DOMRADIO.DE: Die Ratzinger-Brüder standen sich sehr nahe. Da ist es ja auch nicht verwunderlich, wenn der Tod des großen Bruders dem Jüngeren mit seinen immerhin 93 Jahren auch körperlich zusetzt. Oder?
Nersinger: Ja, das ist ganz klar. Aber wenn wir zurückdenken an den Tod seiner Schwester in den 90er Jahren. Das hat ihn damals sehr, sehr mitgenommen. Und ich studierte damals in Rom, und wir haben alle gemerkt, wie sehr ihn das niedergedrückt hat. Und ich denke jetzt, der Tod des Bruders wird noch ein Weiteres getan haben, vielleicht auch selber zu wissen: Ja, alle beide sind weg.

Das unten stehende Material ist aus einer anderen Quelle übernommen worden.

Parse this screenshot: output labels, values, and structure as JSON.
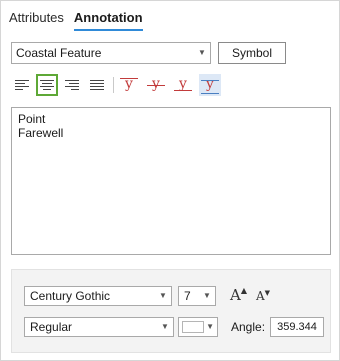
{
  "tabs": [
    {
      "label": "Attributes"
    },
    {
      "label": "Annotation"
    }
  ],
  "feature_class": {
    "value": "Coastal Feature"
  },
  "symbol_button": {
    "label": "Symbol"
  },
  "toolbar": {
    "align_left_icon": "align-left-icon",
    "align_center_icon": "align-center-icon",
    "align_right_icon": "align-right-icon",
    "justify_icon": "justify-icon",
    "y_glyph": "y",
    "accent_color": "#c23b3b",
    "selected_color": "#5ea836"
  },
  "text_content": {
    "lines": [
      "Point",
      "Farewell"
    ]
  },
  "font": {
    "family": "Century Gothic",
    "size": "7",
    "style": "Regular",
    "increase_glyph": "A",
    "decrease_glyph": "A"
  },
  "angle": {
    "label": "Angle:",
    "value": "359.344"
  }
}
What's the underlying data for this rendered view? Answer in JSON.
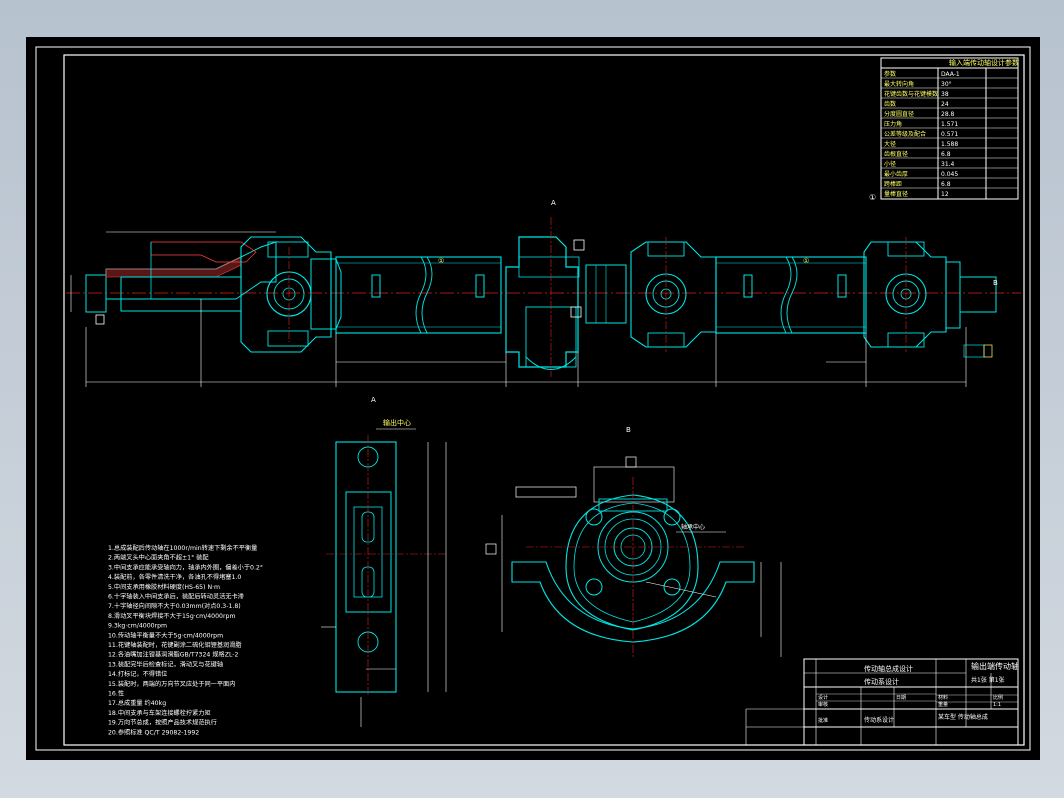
{
  "colors": {
    "background": "#000000",
    "border": "#ffffff",
    "geometry": "#00e5e5",
    "centerline": "#e02020",
    "dimension": "#ffffff",
    "annotation": "#ffff66",
    "hatch": "#ff4040"
  },
  "spec_table": {
    "title": "输入端传动轴设计参数",
    "rows": [
      {
        "label": "参数",
        "value": "DAA-1"
      },
      {
        "label": "最大转向角",
        "value": "30°"
      },
      {
        "label": "花键齿数与花键模数",
        "value": "38"
      },
      {
        "label": "齿数",
        "value": "24"
      },
      {
        "label": "分度圆直径",
        "value": "28.8"
      },
      {
        "label": "压力角",
        "value": "1.571"
      },
      {
        "label": "公差等级及配合",
        "value": "0.571"
      },
      {
        "label": "大径",
        "value": "1.588"
      },
      {
        "label": "齿根直径",
        "value": "6.8"
      },
      {
        "label": "小径",
        "value": "31.4"
      },
      {
        "label": "最小齿厚",
        "value": "0.045"
      },
      {
        "label": "跨棒距",
        "value": "6.8"
      },
      {
        "label": "量棒直径",
        "value": "12"
      }
    ]
  },
  "section_labels": {
    "view_a": "A",
    "view_b": "B",
    "center_marker": "输出中心",
    "flange_label": "轴承中心",
    "note_mark": "①"
  },
  "technical_notes": [
    "1.总成装配后传动轴在1000r/min转速下剩余不平衡量",
    "2.两端叉头中心面夹角不超±1° 装配",
    "3.中间支承应能承受轴向力，轴承内外圈，偏差小于0.2°",
    "4.装配前，各零件清洗干净，各油孔不得堵塞1.0",
    "5.中间支承用橡胶材料硬度(HS-65) N·m",
    "6.十字轴装入中间支承后，装配后转动灵活无卡滞",
    "7.十字轴径向间隙不大于0.03mm(对点0.3-1.8)",
    "8.滑动叉平衡块焊接不大于15g·cm/4000rpm",
    "9.3kg·cm/4000rpm",
    "10.传动轴平衡量不大于5g·cm/4000rpm",
    "11.花键轴装配时，花键副涂二硫化钼锂基润滑脂",
    "12.各油嘴加注锂基润滑脂GB/T7324 规格ZL-2",
    "13.装配完毕后检查标记，滑动叉与花键轴",
    "14.打标记，不得错位",
    "15.装配时，两端的万向节叉应处于同一平面内",
    "16.性",
    "17.总成重量 约40kg",
    "18.中间支承与车架连接螺栓拧紧力矩",
    "19.万向节总成，按照产品技术规范执行",
    "20.参照标准 QC/T 29082-1992"
  ],
  "title_block": {
    "project": "传动轴总成设计",
    "drawing_title": "某车型 传动轴总成",
    "drawing_no": "输出端传动轴",
    "company": "传动系设计",
    "scale_label": "比例",
    "scale": "1:1",
    "sheet": "共1张 第1张",
    "designer": "设计",
    "checker": "审核",
    "approver": "批准",
    "date": "日期",
    "material": "材料",
    "weight": "重量"
  }
}
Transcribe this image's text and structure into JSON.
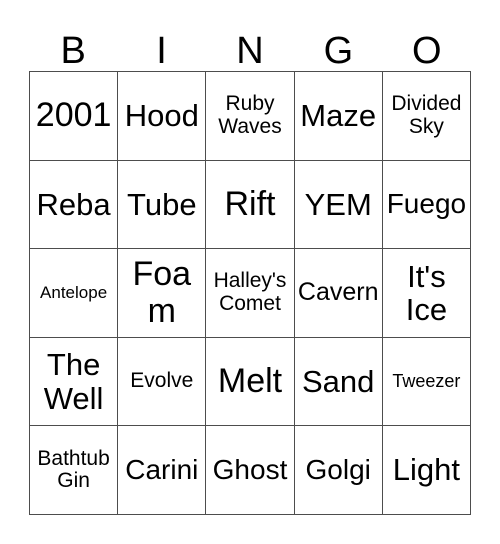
{
  "card": {
    "title": "BINGO",
    "headers": [
      "B",
      "I",
      "N",
      "G",
      "O"
    ],
    "rows": [
      [
        {
          "text": "2001",
          "size": "sz-xl"
        },
        {
          "text": "Hood",
          "size": "sz-lg"
        },
        {
          "text": "Ruby Waves",
          "size": "sz-xs"
        },
        {
          "text": "Maze",
          "size": "sz-lg"
        },
        {
          "text": "Divided Sky",
          "size": "sz-xs"
        }
      ],
      [
        {
          "text": "Reba",
          "size": "sz-lg"
        },
        {
          "text": "Tube",
          "size": "sz-lg"
        },
        {
          "text": "Rift",
          "size": "sz-xl"
        },
        {
          "text": "YEM",
          "size": "sz-lg"
        },
        {
          "text": "Fuego",
          "size": "sz-md"
        }
      ],
      [
        {
          "text": "Antelope",
          "size": "sz-min"
        },
        {
          "text": "Foam",
          "size": "sz-xl"
        },
        {
          "text": "Halley's Comet",
          "size": "sz-xs"
        },
        {
          "text": "Cavern",
          "size": "sz-sm"
        },
        {
          "text": "It's Ice",
          "size": "sz-lg"
        }
      ],
      [
        {
          "text": "The Well",
          "size": "sz-lg"
        },
        {
          "text": "Evolve",
          "size": "sz-xs"
        },
        {
          "text": "Melt",
          "size": "sz-xl"
        },
        {
          "text": "Sand",
          "size": "sz-lg"
        },
        {
          "text": "Tweezer",
          "size": "sz-xxs"
        }
      ],
      [
        {
          "text": "Bathtub Gin",
          "size": "sz-xs"
        },
        {
          "text": "Carini",
          "size": "sz-md"
        },
        {
          "text": "Ghost",
          "size": "sz-md"
        },
        {
          "text": "Golgi",
          "size": "sz-md"
        },
        {
          "text": "Light",
          "size": "sz-lg"
        }
      ]
    ],
    "colors": {
      "border": "#4d4d4d",
      "text": "#000000",
      "background": "#ffffff"
    }
  }
}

DOMRADIO.DE: Mit Benedikt waren die Deutschen endlich mal wieder Papst. Jetzt hat er das Greisenalter erreicht, und die Medien stürzen sich auf solche Nachrichten. Ist das Ihr Eindruck, dass das so ein bisschen Getöse ist?
Nersinger: Ja, das ist aber bei jedem Papst so. Und zwar in jedem Extrem. Mir fällt spontan eine Episode ein, die das ganz andere Extrem berichtete. Das war Anfang des 20. Jahrhunderts. Da lag der Papst mehr oder weniger im Sterben, und in den Vorzimmern versammelten sich schon die Mitglieder des Kardinalskollegiums und die Diplomaten. Aber der offizielle Vatikan hatte damals durch den L'Osservatore Romano verkünden lassen, dass der Heilige Vater nur an einer leichten Erkältung leide. Und die Druckertinte war noch nicht trocken, da läuteten in Rom schon die Totenglocken. Man sieht, das ist immer ein mediales Ereignis, und das kann einmal nach da ausschlagen und einmal nach dort. Da muss man immer mit rechnen, dass gerade in der Medienlandschaft natürlich das bevorstehende oder das mögliche Ableben eines Papstes immer eine sehr, sehr große Rolle spielt.
DOMRADIO.DE: Was wünschen Sie sich für Benedikt? Wie sieht eine angemessene Berichterstattung in diesem Falle aus, aus Ihrer Sicht?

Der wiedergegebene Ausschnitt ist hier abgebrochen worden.